While these visualization types explicitly include binning, any type of visualization used with aggregated data can be looked at in the same way. For example, lets say we wanted to look at building construction over time. This would be best viewed as a line graph, but we can still think of our results as being binned by year:
ny <- ny %>%
select(yearbuilt, numfloors, zipcode, bbl, address, assesstot, assessland)
nyc_b <- ny %>%
filter(yearbuilt >= 1850, yearbuilt < 2022) %>%
select(yearbuilt, bbl, numfloors) %>%
group_by(yearbuilt) %>%
summarize(count =sum(!is.na(bbl)))
chart <- ggplot(nyc_b, aes(x=yearbuilt, y=count)) +
geom_line()
chart<-ggplotly(chart)
chart
nyc_b_d <- ny %>%
filter(yearbuilt >= 1850, yearbuilt < 2022) %>%
select(yearbuilt, bbl, numfloors) %>%
mutate(decadebuilt = ceiling(yearbuilt/10)*10) %>%
group_by(decadebuilt) %>%
summarize(Lots_Built =sum(!is.na(bbl)))
head(nyc_b_d)
## # A tibble: 6 × 2
## decadebuilt Lots_Built
## <dbl> <int>
## 1 1850 250
## 2 1860 1806
## 3 1870 1599
## 4 1880 3058
## 5 1890 5647
## 6 1900 31359
chart <- ggplot(nyc_b_d, aes(x=decadebuilt, y=Lots_Built)) +
geom_bar(stat="identity")
chart <- ggplotly(chart)
chart
###Question
After a few building collapses, the City of New York is going to begin investigating older buildings for safety. The city is particularly worried about buildings that were unusually tall when they were built, since best-practices for safety hadn’t yet been determined. Create a graph that shows how many buildings of a certain number of floors were built in each year (note: you may want to use a log scale for the number of buildings). Find a strategy to bin buildings (It should be clear 20-29-story buildings, 30-39-story buildings, and 40-49-story buildings were first built in large numbers, but does it make sense to continue in this way as you get taller?)
nyc_fl <- ny %>%
filter(yearbuilt >= 1850, yearbuilt < 2022) %>%
select(yearbuilt, bbl, numfloors) %>%
mutate(numfloors= round(numfloors,-1)) %>%
group_by(yearbuilt, numfloors) %>%
count() %>%
filter(numfloors >=20, numfloors <= 70) %>%
group_by(yearbuilt, numfloors) %>%
summarise(floor_count = sum(n))
## `summarise()` has grouped output by 'yearbuilt'. You can override using the
## `.groups` argument.
chart <- ggplot(nyc_fl, aes(yearbuilt,floor_count)) + geom_point(stat="identity")
chart <- ggplotly(chart)
chart
###Question You work for a real estate developer and are researching underbuilt areas of the city. After looking in the Pluto data dictionary, you’ve discovered that all tax assessments consist of two parts: The assessment of the land and assessment of the structure. You reason that there should be a correlation between these two values: more valuable land will have more valuable structures on them (more valuable in this case refers not just to a mansion vs a bungalow, but an apartment tower vs a single family home). Deviations from the norm could represent underbuilt or overbuilt areas of the city. You also recently read a really cool blog post about bivariate choropleth maps, and think the technique could be used for this problem.

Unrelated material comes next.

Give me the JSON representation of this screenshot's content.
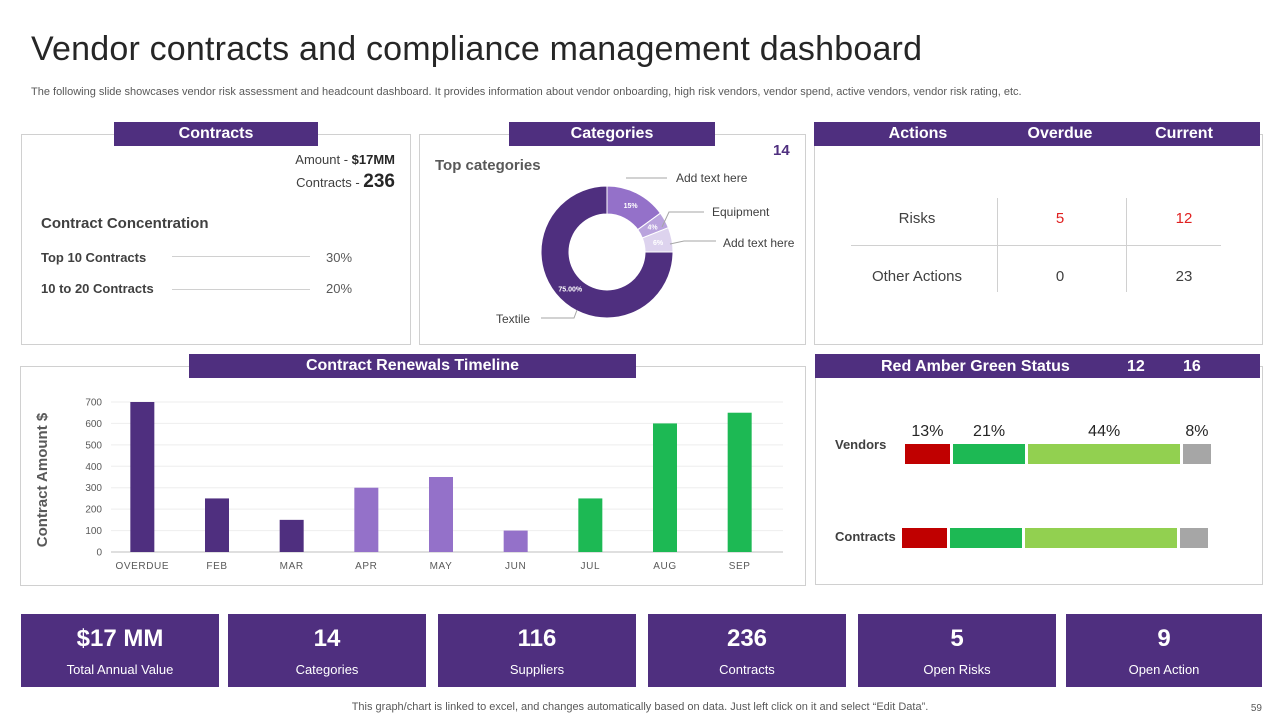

Datashader is really cool, but it’s not that great at labeling your visualization. Don’t worry about providing a legend, but provide a quick explanation as to which areas of the city are overbuilt, which areas are underbuilt, and which areas are built in a way that’s properly correlated with their land value.
ny_tax <- ny %>%
select(assesstot, assessland, zipcode) %>%
mutate(assessbldg = assesstot - assessland) %>%
mutate(zipStr = toString(zipcode)) %>%
group_by(zipcode) %>%
summarise(sum(assesstot), sum(assessland), sum(assessbldg)) %>%
mutate(BldgtoLand = `sum(assessbldg)`/`sum(assessland)`) %>%
mutate(rank = rank(`sum(assessland)`)) %>%
arrange(rank) %>%
filter(rank <= 10)
p <- ggplot(ny_tax, aes(x=zipcode, y=rank)) +
geom_tile(aes(fill=BldgtoLand))
p <- ggplotly(p)
p